Photo Tour: Sedgefield Country Club

Greensboro, N.C.
Photo Tour: Sedgefield Country Club
Photo Tour: Sedgefield Country Club /

Sedgefield Country Club — Hole No. 7 / Photo: McConnell Golf

Donald Ross is considered the preeminent architect of golf courses in the United States. And while countless tournaments — many of them major championships — have been contested on his designs through the years, Sedgefield Country Club in Greensboro, N.C., is one of only two to currently host a regular PGA Tour event.


Sedgefield Country Club — Hole No. 8 / Photo: McConnell Golf

Opened in 1926, Sedgefield Country Club is the current home to the Wyndham Championship. Sedgefield has had an on-off relationship with the Wyndham, formerly best known as the Greater Greensboro Open, since the tournament’s inception in 1938.


Sedgefield Country Club — Hole No. 10 / Photo: McConnell Golf

The first four Greater Greensboro Opens were co-hosted by Sedgefield Country Club and Starmount Forest Country Club. Beginning in 1945, after a break for World War II, the two clubs alternated hosting the tournament for a period of 16 years.
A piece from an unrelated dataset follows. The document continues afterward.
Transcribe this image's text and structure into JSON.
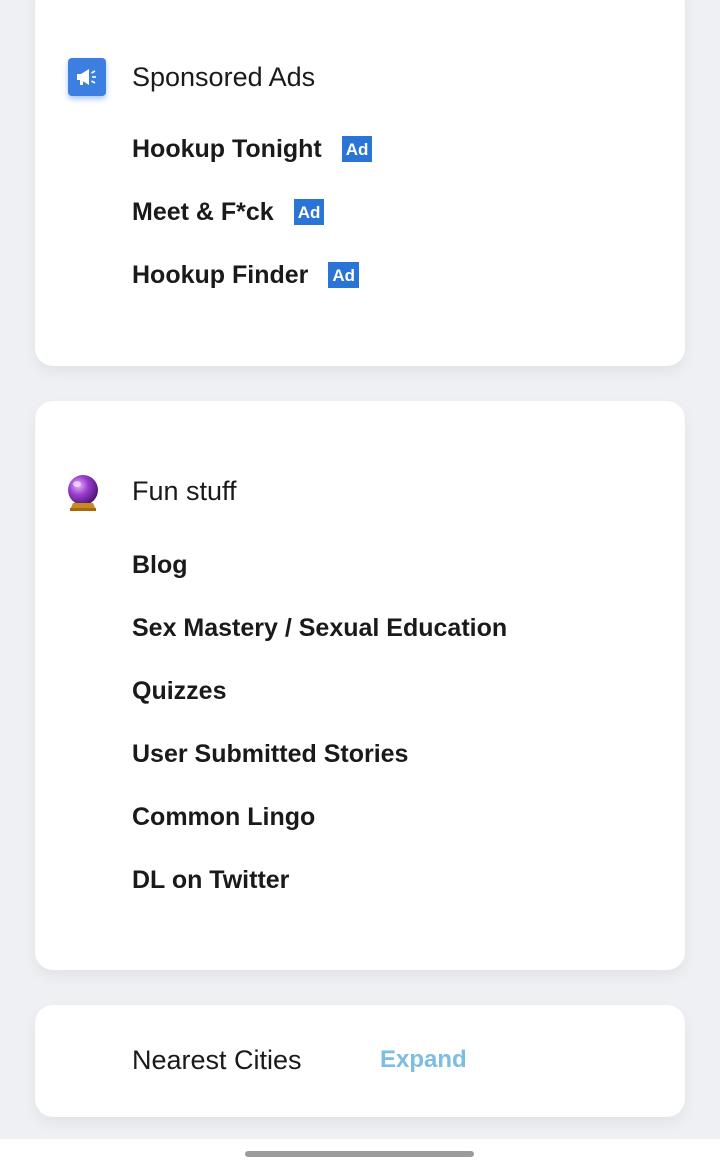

After winning at Starmount in 1960, Sam Snead jokingly suggested to Starmount owner Edward Benjamin that he improve his beleaguered course. Benjamin took exception to Snead’s humor and banned the tour star for life. That led to Sedgefield taking over as the lone host.


Greater Greensboro Open Program — 1973 / Photo: Morning Read

The Greater Greensboro Open was played at Sedgefield Country Club uninterrupted from 1961 through 1976. In 1965, Snead won the tournament for a tour-record eighth time in his career. The win made Snead the PGA Tour’s older winner at age 52. During that 16-year run at Sedgefield, nine major champions combined to win 11 of the tournaments — Snead, George Archer, Julius Boros, Billy Casper, Bob Charles, Al Geiberger, Gene Littler, Gary Player, and Tom Weiskopf. For a number of years, the tournament served as the lead-up to the Masters the following week.


Sedgefield Country Club — Hole No. 9 / Photo: McConnell Golf

En route to winning the 2018 Wyndham Championship, Brandt Snedeker, a two-time Wyndham winner, opened the tournament with a 59. He made a 20-foot birdie putt on this hole, which was his last hole of the day.


Sedgefield Country Club — Hole No. 16 / Photo: McConnell Golf

One of the defining characteristics of Sedgefield Country Club is the small, undulating greens averaging 6,500 square feet that help give the course its bite.


Sedgefield Country Club — Hole No. 18 / Photo: McConnell Golf

McConnell Golf acquired Sedgefield in 2011. The firm’s portfolio of courses is comprised of 14 courses, including a semi-private course and a nine-hole course, through the Carolinas and Tennessee.